2. Since you are not counting the current sock in, you need an odd count, not an even one, to call a pair.

So your program becomes:

    int ar[] = { 1, 1, 3, 1, 2, 1, 3, 3, 3, 3 };
    int numberOfPairs = 0;

    for (int i = 0; i < ar.length - 1; i++)
    {
        int countSocksToTheRight = 0;

        for (int j = i + 1; j < ar.length; j++)
        {
            if (ar[i] == ar[j])
            {
                countSocksToTheRight++;
            }
        }
        if (countSocksToTheRight % 2 != 0)
        {
            numberOfPairs++;
        }

    }
    System.out.println("Pairs =  " + numberOfPairs);

I have tried to think of better variable names. I haven’t done any thorough testing. As the program stands, it outputs:

Pairs = 4

Alternative: As a complete aside and not answering anything you asked about, but possibly interesting for other readers: If I were to write the program, I would use two stream operations. I’d first use a stream from the array and group by sock color and count socks in each group. Next I’d do a new stream from the values of the map, dividing each sock count by 2 and throw away any remainder (any unmatched sock) to get the number of pairs of that colour, finally adding all the pair counts.

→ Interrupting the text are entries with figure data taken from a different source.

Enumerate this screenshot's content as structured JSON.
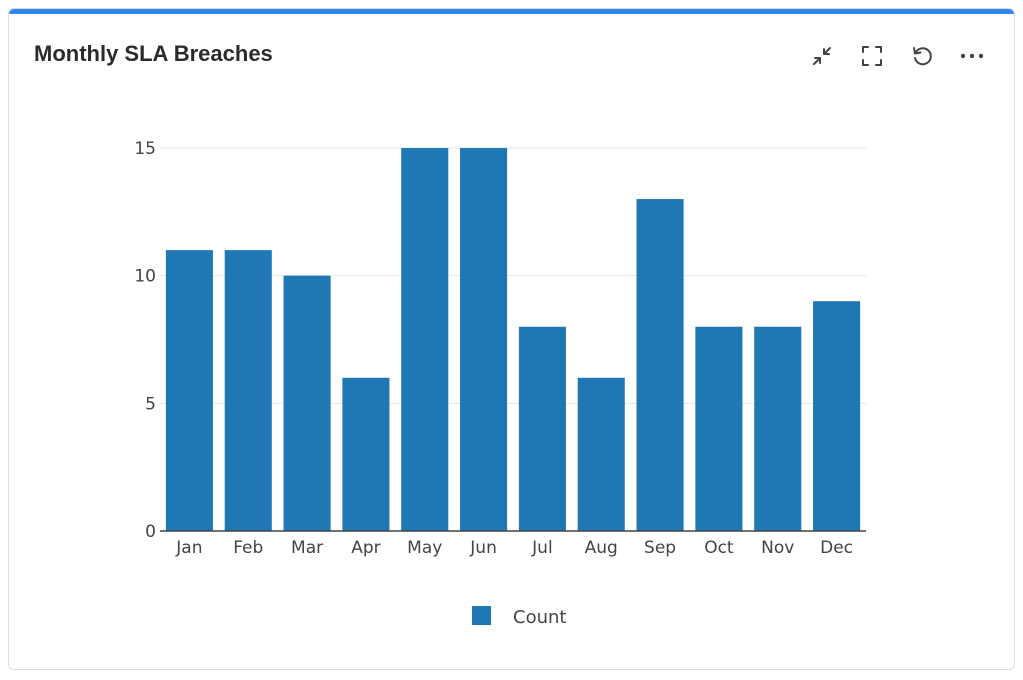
{
  "card": {
    "title": "Monthly SLA Breaches",
    "accent_color": "#2f86f0"
  },
  "toolbar": {
    "items": [
      {
        "icon": "collapse-icon",
        "label": "Collapse"
      },
      {
        "icon": "fullscreen-icon",
        "label": "Fullscreen"
      },
      {
        "icon": "refresh-icon",
        "label": "Refresh"
      },
      {
        "icon": "more-icon",
        "label": "More options"
      }
    ]
  },
  "chart_data": {
    "type": "bar",
    "categories": [
      "Jan",
      "Feb",
      "Mar",
      "Apr",
      "May",
      "Jun",
      "Jul",
      "Aug",
      "Sep",
      "Oct",
      "Nov",
      "Dec"
    ],
    "series": [
      {
        "name": "Count",
        "values": [
          11,
          11,
          10,
          6,
          15,
          15,
          8,
          6,
          13,
          8,
          8,
          9
        ],
        "color": "#1f77b4"
      }
    ],
    "title": "",
    "xlabel": "",
    "ylabel": "",
    "ylim": [
      0,
      15
    ],
    "yticks": [
      0,
      5,
      10,
      15
    ],
    "grid": true,
    "legend": "bottom-center"
  }
}
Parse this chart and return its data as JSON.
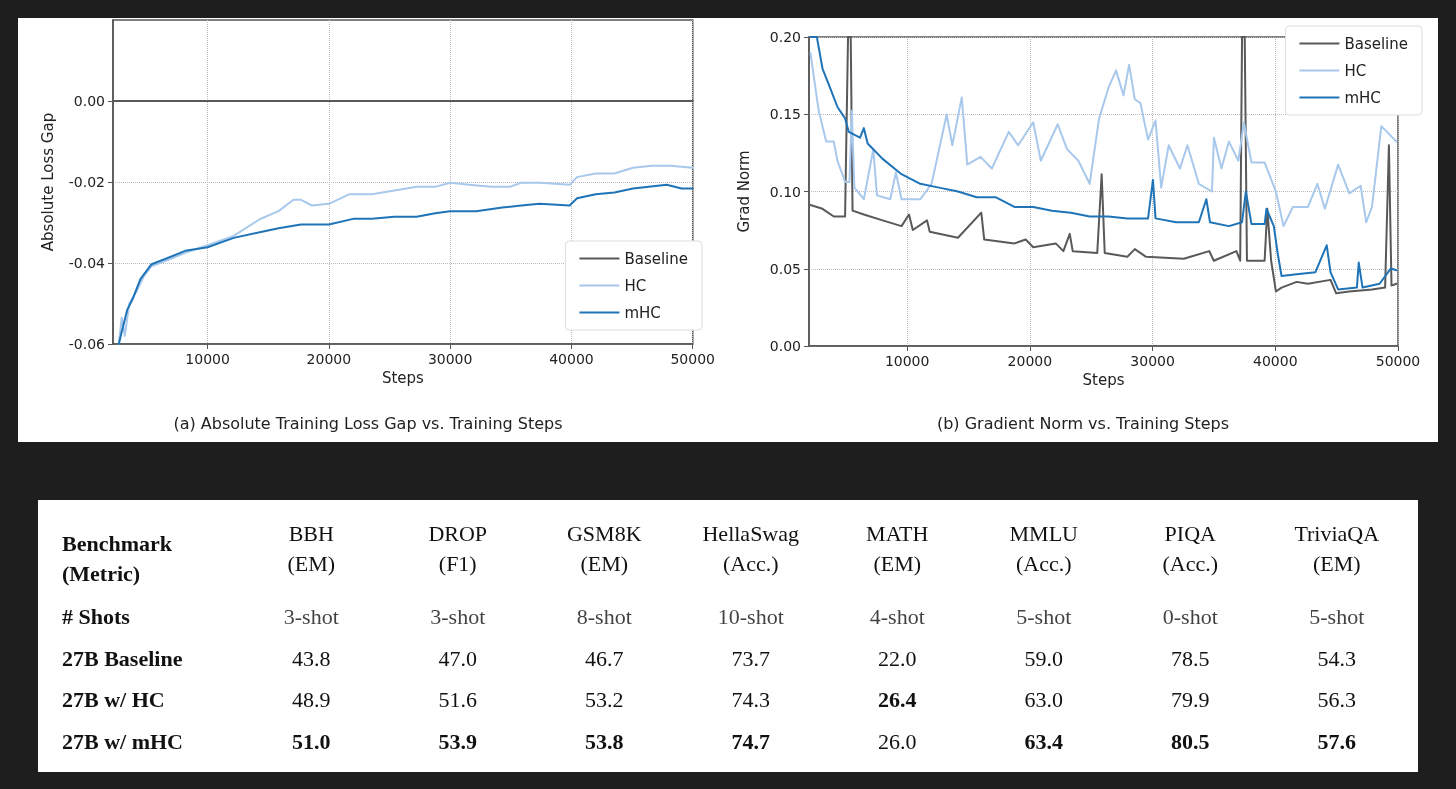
{
  "chart_data": [
    {
      "type": "line",
      "title": "(a) Absolute Training Loss Gap vs. Training Steps",
      "xlabel": "Steps",
      "ylabel": "Absolute Loss Gap",
      "xlim": [
        2200,
        50000
      ],
      "ylim": [
        -0.06,
        0.02
      ],
      "xticks": [
        10000,
        20000,
        30000,
        40000,
        50000
      ],
      "yticks": [
        -0.06,
        -0.04,
        -0.02,
        {
          "value": 0,
          "label": "0.00"
        }
      ],
      "grid": true,
      "legend": "bottom right",
      "line_style": "solid",
      "series": [
        {
          "name": "Baseline",
          "color": "#595959",
          "x": [
            2200,
            50000
          ],
          "values": [
            0,
            0
          ]
        },
        {
          "name": "HC",
          "color": "#a8c8ec",
          "x": [
            2680,
            2920,
            3170,
            3540,
            4150,
            4770,
            5380,
            6600,
            8150,
            10000,
            12150,
            14300,
            15850,
            17080,
            17700,
            18600,
            20000,
            21700,
            23540,
            25400,
            27230,
            28770,
            30000,
            31540,
            33380,
            34920,
            35850,
            37380,
            39850,
            40460,
            42000,
            43540,
            45080,
            46620,
            48150,
            50000
          ],
          "values": [
            -0.06,
            -0.0535,
            -0.058,
            -0.05,
            -0.0469,
            -0.0431,
            -0.0408,
            -0.0394,
            -0.0375,
            -0.0356,
            -0.0333,
            -0.0292,
            -0.0272,
            -0.0244,
            -0.0244,
            -0.0258,
            -0.0254,
            -0.023,
            -0.023,
            -0.0221,
            -0.0212,
            -0.0212,
            -0.0202,
            -0.0207,
            -0.0212,
            -0.0212,
            -0.0202,
            -0.0202,
            -0.0207,
            -0.0188,
            -0.0179,
            -0.0179,
            -0.0165,
            -0.016,
            -0.016,
            -0.0165
          ]
        },
        {
          "name": "mHC",
          "color": "#1f74b8",
          "x": [
            2680,
            2920,
            3380,
            3850,
            4460,
            5380,
            6600,
            8150,
            10000,
            12150,
            14300,
            15850,
            17700,
            20000,
            22000,
            23540,
            25400,
            27230,
            28770,
            30000,
            32150,
            34300,
            35850,
            37380,
            39850,
            40460,
            42000,
            43540,
            45080,
            47850,
            49080,
            50000
          ],
          "values": [
            -0.06,
            -0.057,
            -0.0515,
            -0.0487,
            -0.044,
            -0.0403,
            -0.0389,
            -0.037,
            -0.0361,
            -0.0338,
            -0.0324,
            -0.0314,
            -0.0305,
            -0.0305,
            -0.0291,
            -0.0291,
            -0.0286,
            -0.0286,
            -0.0277,
            -0.0272,
            -0.0272,
            -0.0263,
            -0.0258,
            -0.0254,
            -0.0258,
            -0.024,
            -0.023,
            -0.0226,
            -0.0216,
            -0.0207,
            -0.0216,
            -0.0216
          ]
        }
      ]
    },
    {
      "type": "line",
      "title": "(b) Gradient Norm vs. Training Steps",
      "xlabel": "Steps",
      "ylabel": "Grad Norm",
      "xlim": [
        2000,
        50000
      ],
      "ylim": [
        0,
        0.2
      ],
      "xticks": [
        10000,
        20000,
        30000,
        40000,
        50000
      ],
      "yticks": [
        {
          "value": 0,
          "label": "0.00"
        },
        {
          "value": 0.05,
          "label": "0.05"
        },
        {
          "value": 0.1,
          "label": "0.10"
        },
        {
          "value": 0.15,
          "label": "0.15"
        },
        {
          "value": 0.2,
          "label": "0.20"
        }
      ],
      "grid": true,
      "legend": "top right",
      "line_style": "solid",
      "series": [
        {
          "name": "Baseline",
          "color": "#595959",
          "x": [
            2120,
            3100,
            4020,
            4940,
            5180,
            5400,
            5550,
            6470,
            8000,
            9540,
            10150,
            10460,
            11620,
            11840,
            14140,
            16040,
            16280,
            18740,
            19660,
            20270,
            22110,
            22730,
            23250,
            23490,
            25490,
            25850,
            26100,
            27940,
            28550,
            29470,
            32540,
            34620,
            34990,
            36830,
            37140,
            37290,
            37510,
            37690,
            39130,
            39350,
            39660,
            40050,
            40510,
            41740,
            42660,
            44500,
            44960,
            46030,
            47880,
            48950,
            49260,
            49470,
            49870
          ],
          "values": [
            0.0913,
            0.0888,
            0.0838,
            0.0838,
            0.2,
            0.2,
            0.0876,
            0.0851,
            0.0813,
            0.0776,
            0.0851,
            0.0751,
            0.0813,
            0.0739,
            0.0701,
            0.0863,
            0.0689,
            0.0664,
            0.0689,
            0.0639,
            0.0664,
            0.0614,
            0.0726,
            0.0614,
            0.0602,
            0.1112,
            0.0602,
            0.0577,
            0.0627,
            0.0577,
            0.0565,
            0.0614,
            0.0552,
            0.0614,
            0.0552,
            0.2,
            0.2,
            0.0552,
            0.0552,
            0.0888,
            0.0552,
            0.0353,
            0.0378,
            0.0415,
            0.0403,
            0.0428,
            0.0341,
            0.0353,
            0.0366,
            0.0378,
            0.1299,
            0.0391,
            0.0403
          ]
        },
        {
          "name": "HC",
          "color": "#a8c8ec",
          "x": [
            2120,
            2790,
            3400,
            4020,
            4320,
            4940,
            5300,
            5490,
            5700,
            6470,
            7240,
            7540,
            8620,
            9080,
            9540,
            11070,
            11990,
            13220,
            13680,
            14450,
            14900,
            15980,
            16900,
            18280,
            19050,
            20270,
            20890,
            22270,
            23030,
            23950,
            24870,
            25640,
            26410,
            27020,
            27630,
            28090,
            28550,
            29010,
            29630,
            30240,
            30700,
            31310,
            32230,
            32840,
            33770,
            34840,
            35000,
            35610,
            36220,
            36990,
            37440,
            38060,
            39130,
            40050,
            40670,
            41430,
            42660,
            43430,
            44040,
            45120,
            46030,
            46960,
            47410,
            47880,
            48640,
            49100,
            49870
          ],
          "values": [
            0.1896,
            0.1522,
            0.1323,
            0.1323,
            0.1199,
            0.1062,
            0.1062,
            0.1522,
            0.1025,
            0.095,
            0.1274,
            0.0975,
            0.095,
            0.1124,
            0.095,
            0.095,
            0.105,
            0.1498,
            0.1299,
            0.1609,
            0.1174,
            0.1224,
            0.1149,
            0.1386,
            0.1299,
            0.1448,
            0.1199,
            0.1435,
            0.1274,
            0.1199,
            0.105,
            0.1473,
            0.1672,
            0.1784,
            0.1622,
            0.1821,
            0.1597,
            0.1572,
            0.1336,
            0.1461,
            0.1025,
            0.1299,
            0.1149,
            0.1299,
            0.105,
            0.1,
            0.1348,
            0.1149,
            0.1323,
            0.1199,
            0.1448,
            0.1187,
            0.1187,
            0.1,
            0.0776,
            0.09,
            0.09,
            0.105,
            0.0888,
            0.1174,
            0.0988,
            0.1037,
            0.0801,
            0.09,
            0.1423,
            0.1386,
            0.1323
          ]
        },
        {
          "name": "mHC",
          "color": "#1f74b8",
          "x": [
            2120,
            2640,
            3100,
            3710,
            4320,
            4940,
            5240,
            6160,
            6470,
            6780,
            8000,
            9540,
            11070,
            12600,
            14140,
            15670,
            17200,
            18740,
            20270,
            21800,
            23340,
            24870,
            26410,
            27940,
            29630,
            30030,
            30240,
            31920,
            33770,
            34380,
            34680,
            36220,
            37290,
            37600,
            38060,
            39130,
            39280,
            39880,
            40190,
            40510,
            41740,
            43270,
            44190,
            44500,
            45120,
            46650,
            46800,
            47110,
            48500,
            49420,
            49870
          ],
          "values": [
            0.2,
            0.2,
            0.1796,
            0.1672,
            0.1547,
            0.1473,
            0.1386,
            0.1348,
            0.141,
            0.1311,
            0.1211,
            0.1112,
            0.105,
            0.1025,
            0.1,
            0.0963,
            0.0963,
            0.09,
            0.09,
            0.0876,
            0.0863,
            0.0838,
            0.0838,
            0.0826,
            0.0826,
            0.1075,
            0.0826,
            0.0801,
            0.0801,
            0.095,
            0.0801,
            0.0776,
            0.0801,
            0.1,
            0.0789,
            0.0789,
            0.0888,
            0.0776,
            0.0602,
            0.0453,
            0.0465,
            0.0478,
            0.0652,
            0.0478,
            0.0366,
            0.0378,
            0.054,
            0.0378,
            0.0403,
            0.0502,
            0.049
          ]
        }
      ]
    },
    {
      "type": "heatmap",
      "xlabel": "Benchmark\n(Metric)",
      "categories": [
        "BBH\n(EM)",
        "DROP\n(F1)",
        "GSM8K\n(EM)",
        "HellaSwag\n(Acc.)",
        "MATH\n(EM)",
        "MMLU\n(Acc.)",
        "PIQA\n(Acc.)",
        "TriviaQA\n(EM)"
      ],
      "y_categories": [
        "# Shots",
        "27B Baseline",
        "27B w/ HC",
        "27B w/ mHC"
      ],
      "cells": [
        [
          null,
          null,
          null,
          null,
          null,
          null,
          null,
          null
        ],
        [
          43.8,
          47.0,
          46.7,
          73.7,
          22.0,
          59.0,
          78.5,
          54.3
        ],
        [
          48.9,
          51.6,
          53.2,
          74.3,
          26.4,
          63.0,
          79.9,
          56.3
        ],
        [
          51.0,
          53.9,
          53.8,
          74.7,
          26.0,
          63.4,
          80.5,
          57.6
        ]
      ],
      "cell_labels": [
        [
          "3-shot",
          "3-shot",
          "8-shot",
          "10-shot",
          "4-shot",
          "5-shot",
          "0-shot",
          "5-shot"
        ],
        [
          "43.8",
          "47.0",
          "46.7",
          "73.7",
          "22.0",
          "59.0",
          "78.5",
          "54.3"
        ],
        [
          "48.9",
          "51.6",
          "53.2",
          "74.3",
          "26.4",
          "63.0",
          "79.9",
          "56.3"
        ],
        [
          "51.0",
          "53.9",
          "53.8",
          "74.7",
          "26.0",
          "63.4",
          "80.5",
          "57.6"
        ]
      ]
    }
  ]
}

var res = 0; ar.sort(function(a,b){ return a-b }); for(var i=0; i<ar.length; i++){ if(ar[i]===ar[i+1]){ res++ } } return Math.ceil(res/2)

Try this, you can easily understand it

x=[]
y=[]
ar.sort()
while len(ar)>1:
 if ar[0]==ar[1]:
  x.append(ar[:2])
  del ar[:2]
 else:
  del ar[0]

def sockMerchant(n, ar):
check_bucket = {}
for i in range(len(ar)):
    if ar.count(ar[i]) > 1:
        check_bucket[ar[i]] = ar.count(ar[i])
for key, value in check_bucket.items():
    if check_bucket[key] % 2 != 0:
        check_bucket[key] = check_bucket[key] - 1

values = check_bucket.values()
total = round(sum(values) / 2)
return total  

this is works absolutely fine

Boby Robert's answer inspired this simplified version:

def sockMerchant(n, ar):
    pairs = 0
    arset = set(ar)
    for i in arset:
        pairs += int(ar.count(i) / 2)
    
    return pairs

Sets are frequently useful in Python as duplicate entries are automatically discarded. Then we just use the .count() built-in to get the total count of each type of sock, divide by two, and store the whole number value result.